SCOTLAND could not afford to make major benefits changes but should use welfare changes to boost child credit and pensions to cut poverty, according to a think tank.

New research by the Common Weal claims the potential of the limited welfare powers set to be transferred to Holyrood under the Scotland Bill must not be overstated and that “prohibitive” costs are attached to even modest changes to Universal Credit, such as the timing of payments.

The work by Professor Paul Spicker, emeritus professor and former chairman of public policy at Robert Gordon University in Aberdeen, highlights two areas where progress to alleviate poverty could be made.

One is by introducing a top-up child benefit payment related to Scottish income tax and targeted at the lowest earners. The other is the creation of a “Citizens Pension” to sweep away pension credit and ensure all older Scots receive full state funding.

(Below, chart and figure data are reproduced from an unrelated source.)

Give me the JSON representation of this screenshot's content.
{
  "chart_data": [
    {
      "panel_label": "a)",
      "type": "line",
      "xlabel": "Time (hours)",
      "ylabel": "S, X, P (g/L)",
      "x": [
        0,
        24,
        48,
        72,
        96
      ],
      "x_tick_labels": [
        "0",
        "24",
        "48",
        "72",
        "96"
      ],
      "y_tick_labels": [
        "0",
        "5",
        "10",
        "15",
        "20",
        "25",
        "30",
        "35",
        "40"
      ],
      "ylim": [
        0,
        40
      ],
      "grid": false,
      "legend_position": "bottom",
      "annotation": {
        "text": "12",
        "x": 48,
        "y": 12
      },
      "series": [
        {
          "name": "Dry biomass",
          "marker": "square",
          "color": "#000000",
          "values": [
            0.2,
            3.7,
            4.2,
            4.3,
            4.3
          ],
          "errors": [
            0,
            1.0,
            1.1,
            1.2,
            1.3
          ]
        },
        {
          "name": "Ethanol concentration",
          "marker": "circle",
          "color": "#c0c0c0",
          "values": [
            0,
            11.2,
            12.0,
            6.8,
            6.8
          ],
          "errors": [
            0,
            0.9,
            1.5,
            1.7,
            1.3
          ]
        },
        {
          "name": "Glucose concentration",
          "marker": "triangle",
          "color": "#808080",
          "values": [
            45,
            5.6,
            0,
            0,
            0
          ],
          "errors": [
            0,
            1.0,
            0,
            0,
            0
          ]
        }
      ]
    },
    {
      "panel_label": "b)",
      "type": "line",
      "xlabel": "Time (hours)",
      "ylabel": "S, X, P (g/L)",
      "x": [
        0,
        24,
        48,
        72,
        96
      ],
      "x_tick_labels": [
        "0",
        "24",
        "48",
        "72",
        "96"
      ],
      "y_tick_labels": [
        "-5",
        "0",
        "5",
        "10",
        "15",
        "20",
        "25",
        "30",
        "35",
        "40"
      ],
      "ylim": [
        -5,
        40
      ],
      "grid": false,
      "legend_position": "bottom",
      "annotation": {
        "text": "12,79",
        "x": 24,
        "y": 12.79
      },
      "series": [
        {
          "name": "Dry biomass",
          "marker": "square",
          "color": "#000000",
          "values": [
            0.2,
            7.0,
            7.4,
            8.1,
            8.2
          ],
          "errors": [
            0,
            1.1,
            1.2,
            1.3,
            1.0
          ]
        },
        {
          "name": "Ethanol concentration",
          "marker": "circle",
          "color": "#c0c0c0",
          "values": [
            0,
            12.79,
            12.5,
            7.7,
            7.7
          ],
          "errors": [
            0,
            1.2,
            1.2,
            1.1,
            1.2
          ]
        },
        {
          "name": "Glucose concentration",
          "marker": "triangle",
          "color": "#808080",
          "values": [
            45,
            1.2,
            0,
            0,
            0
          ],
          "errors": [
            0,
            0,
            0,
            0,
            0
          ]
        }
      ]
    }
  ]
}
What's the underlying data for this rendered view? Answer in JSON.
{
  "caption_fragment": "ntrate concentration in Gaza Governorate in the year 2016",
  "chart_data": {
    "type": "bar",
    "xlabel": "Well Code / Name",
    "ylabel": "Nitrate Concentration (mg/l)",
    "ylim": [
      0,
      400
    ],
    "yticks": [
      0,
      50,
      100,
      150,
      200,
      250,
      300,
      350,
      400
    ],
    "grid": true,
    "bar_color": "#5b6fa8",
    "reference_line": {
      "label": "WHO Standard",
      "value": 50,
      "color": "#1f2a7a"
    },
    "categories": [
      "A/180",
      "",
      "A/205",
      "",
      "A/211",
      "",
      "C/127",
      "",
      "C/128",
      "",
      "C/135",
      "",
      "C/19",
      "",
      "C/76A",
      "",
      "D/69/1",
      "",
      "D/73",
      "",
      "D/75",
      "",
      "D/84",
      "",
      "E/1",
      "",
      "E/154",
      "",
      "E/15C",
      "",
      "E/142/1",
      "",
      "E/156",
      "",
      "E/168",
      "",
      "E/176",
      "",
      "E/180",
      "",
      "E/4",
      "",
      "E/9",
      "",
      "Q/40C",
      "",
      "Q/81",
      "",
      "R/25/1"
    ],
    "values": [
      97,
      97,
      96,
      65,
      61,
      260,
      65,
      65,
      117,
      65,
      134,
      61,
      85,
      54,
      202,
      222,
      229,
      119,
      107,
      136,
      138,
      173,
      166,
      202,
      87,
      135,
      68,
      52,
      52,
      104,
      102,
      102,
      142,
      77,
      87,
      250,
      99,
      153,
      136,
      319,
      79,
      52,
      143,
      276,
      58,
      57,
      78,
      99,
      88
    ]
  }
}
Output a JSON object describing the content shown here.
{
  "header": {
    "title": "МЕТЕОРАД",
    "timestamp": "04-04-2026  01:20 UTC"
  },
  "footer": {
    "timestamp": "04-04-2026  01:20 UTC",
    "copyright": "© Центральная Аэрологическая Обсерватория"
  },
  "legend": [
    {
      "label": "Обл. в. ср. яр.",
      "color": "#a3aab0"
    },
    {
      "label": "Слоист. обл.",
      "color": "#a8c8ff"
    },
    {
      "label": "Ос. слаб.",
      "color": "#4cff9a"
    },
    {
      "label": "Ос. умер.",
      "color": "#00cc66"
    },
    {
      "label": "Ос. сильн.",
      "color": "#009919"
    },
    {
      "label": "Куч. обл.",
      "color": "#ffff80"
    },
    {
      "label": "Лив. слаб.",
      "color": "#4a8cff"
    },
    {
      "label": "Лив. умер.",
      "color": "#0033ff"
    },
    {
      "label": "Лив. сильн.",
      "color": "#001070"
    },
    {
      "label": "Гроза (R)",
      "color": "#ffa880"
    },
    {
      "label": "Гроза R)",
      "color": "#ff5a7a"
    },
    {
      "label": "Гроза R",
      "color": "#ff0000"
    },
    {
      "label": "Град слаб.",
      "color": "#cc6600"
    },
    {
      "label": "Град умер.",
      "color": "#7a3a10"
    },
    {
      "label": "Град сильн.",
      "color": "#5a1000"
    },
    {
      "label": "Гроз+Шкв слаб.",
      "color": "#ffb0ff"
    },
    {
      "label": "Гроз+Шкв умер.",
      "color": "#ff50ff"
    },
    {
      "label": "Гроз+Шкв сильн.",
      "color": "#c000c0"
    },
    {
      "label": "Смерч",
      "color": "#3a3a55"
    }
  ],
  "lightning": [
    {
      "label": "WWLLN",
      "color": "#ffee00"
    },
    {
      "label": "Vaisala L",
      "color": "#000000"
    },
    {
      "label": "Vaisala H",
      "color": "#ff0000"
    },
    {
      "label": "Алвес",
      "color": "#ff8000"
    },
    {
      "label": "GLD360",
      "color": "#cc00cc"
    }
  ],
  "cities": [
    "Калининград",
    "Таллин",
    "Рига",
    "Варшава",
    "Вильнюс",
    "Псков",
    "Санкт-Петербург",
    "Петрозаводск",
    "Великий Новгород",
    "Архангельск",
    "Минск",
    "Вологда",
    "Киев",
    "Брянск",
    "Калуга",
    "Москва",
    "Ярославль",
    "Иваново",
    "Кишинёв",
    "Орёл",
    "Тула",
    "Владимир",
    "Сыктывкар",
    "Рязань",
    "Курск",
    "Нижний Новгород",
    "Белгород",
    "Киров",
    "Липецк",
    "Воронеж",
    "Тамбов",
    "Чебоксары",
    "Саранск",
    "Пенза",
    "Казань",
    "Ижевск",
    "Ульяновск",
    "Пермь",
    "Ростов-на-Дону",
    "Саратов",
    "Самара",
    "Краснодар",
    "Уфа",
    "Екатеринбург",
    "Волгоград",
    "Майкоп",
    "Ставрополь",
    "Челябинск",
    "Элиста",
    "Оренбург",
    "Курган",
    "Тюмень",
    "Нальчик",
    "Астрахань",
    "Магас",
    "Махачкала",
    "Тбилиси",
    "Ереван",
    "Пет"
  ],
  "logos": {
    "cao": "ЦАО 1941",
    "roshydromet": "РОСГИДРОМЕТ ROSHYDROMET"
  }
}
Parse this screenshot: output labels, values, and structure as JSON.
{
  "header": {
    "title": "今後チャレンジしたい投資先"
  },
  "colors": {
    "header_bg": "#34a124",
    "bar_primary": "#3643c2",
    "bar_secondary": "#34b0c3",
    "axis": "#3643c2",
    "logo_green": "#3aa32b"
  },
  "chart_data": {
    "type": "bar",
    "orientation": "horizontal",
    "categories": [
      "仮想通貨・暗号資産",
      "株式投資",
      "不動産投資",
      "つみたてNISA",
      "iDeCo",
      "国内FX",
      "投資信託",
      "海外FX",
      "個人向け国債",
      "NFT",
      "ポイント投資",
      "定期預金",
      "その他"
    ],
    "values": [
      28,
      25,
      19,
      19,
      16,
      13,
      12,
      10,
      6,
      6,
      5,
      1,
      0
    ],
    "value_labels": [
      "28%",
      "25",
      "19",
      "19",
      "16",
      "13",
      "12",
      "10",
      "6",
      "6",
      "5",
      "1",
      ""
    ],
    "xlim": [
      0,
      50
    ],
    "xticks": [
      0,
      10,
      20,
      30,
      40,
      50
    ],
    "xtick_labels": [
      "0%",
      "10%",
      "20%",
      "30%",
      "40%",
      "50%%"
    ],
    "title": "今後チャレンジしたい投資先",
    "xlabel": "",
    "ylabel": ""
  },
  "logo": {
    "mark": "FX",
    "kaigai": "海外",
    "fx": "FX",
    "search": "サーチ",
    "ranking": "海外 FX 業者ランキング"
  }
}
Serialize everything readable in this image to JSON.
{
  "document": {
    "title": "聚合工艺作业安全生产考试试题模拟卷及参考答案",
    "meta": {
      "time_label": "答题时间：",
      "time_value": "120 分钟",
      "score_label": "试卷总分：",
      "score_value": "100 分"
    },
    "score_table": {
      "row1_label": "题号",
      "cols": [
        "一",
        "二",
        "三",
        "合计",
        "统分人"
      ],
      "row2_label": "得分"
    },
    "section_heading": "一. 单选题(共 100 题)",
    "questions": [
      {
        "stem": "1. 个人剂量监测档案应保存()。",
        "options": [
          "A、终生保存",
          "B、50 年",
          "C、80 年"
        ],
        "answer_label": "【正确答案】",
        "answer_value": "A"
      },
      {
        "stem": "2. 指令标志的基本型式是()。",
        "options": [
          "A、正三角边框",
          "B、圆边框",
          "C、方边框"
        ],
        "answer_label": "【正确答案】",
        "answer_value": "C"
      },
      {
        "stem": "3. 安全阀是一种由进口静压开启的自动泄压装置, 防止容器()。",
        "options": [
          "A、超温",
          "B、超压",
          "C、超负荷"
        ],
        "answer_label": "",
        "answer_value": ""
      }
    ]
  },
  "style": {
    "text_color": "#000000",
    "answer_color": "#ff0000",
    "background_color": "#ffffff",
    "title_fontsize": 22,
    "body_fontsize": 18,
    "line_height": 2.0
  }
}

Spicker wrote: “The reforms have been represented as giving Scotland ‘one of the most powerful devolved parliaments in the world'. That is debatable. In any federal system, powers lie by default with the states, not with central government. It is open to the states (and sometimes to local governments) to experiment and to innovate.

“Scotland will not be able to do this. Everything the Scottish Parliament does will have to be done with an eye to what is happening elsewhere in benefits and they will be subject to continued direction, and control of resources, from central government."

Under the proposals, non-means-tested child benefit which is also unlinked to other payments, making alteration easier, would be increased with a 50 per cent boost linked to income tax. A percentage of the payment would be repaid by higher earners, with those earning the least receiving the full increase.

Underlying child benefit payments would also be unaffected, meaning none would lose through the system, costing an estimated £325 million.

The pensions change would end confusion over pension credit, which is unclaimed by many of those eligible. Under the “no detriment” principles underpinning the transfer of further powers, the cost of pension credit in Scotland would also be handed over, allowing Holyrood to redistribute that money to older Scots and reduce inequality and promote “dignity”.

Estimates suggest up to one-quarter of the value of the credit, aimed at those whose work history leaves them unable to receive the full state pension, is unclaimed and the scheme is expected to cost Holyrood £150m.

The report comes as First Minister Nicola Sturgeon revealed only £50m has been offered to all cover transition costs associated with the fiscal framework, including welfare, tax and other spending.

Ben Wray, head of policy and research at Common Weal, said: “There’s a danger that the people of Scotland could be under the misapprehension that the Scotland Bill, if passed, will give the Scottish Government the power to entirely redesign the welfare system to make it fair and just.

“This report details exactly why that isn’t the case: first off, it doesn’t actually give the Scottish Parliament power over the existing benefits system,

“Secondly, for benefits like Universal Credit and systems like the Work Programme, change will have to be negotiated with the UK Government, who will set huge administration costs upon any attempt to fundamentally alter these benefits.

“Where the Scottish Government can use these powers for good, it should do so.

“The report focuses on areas for improvement which, if implemented, would be serious anti-poverty measures.”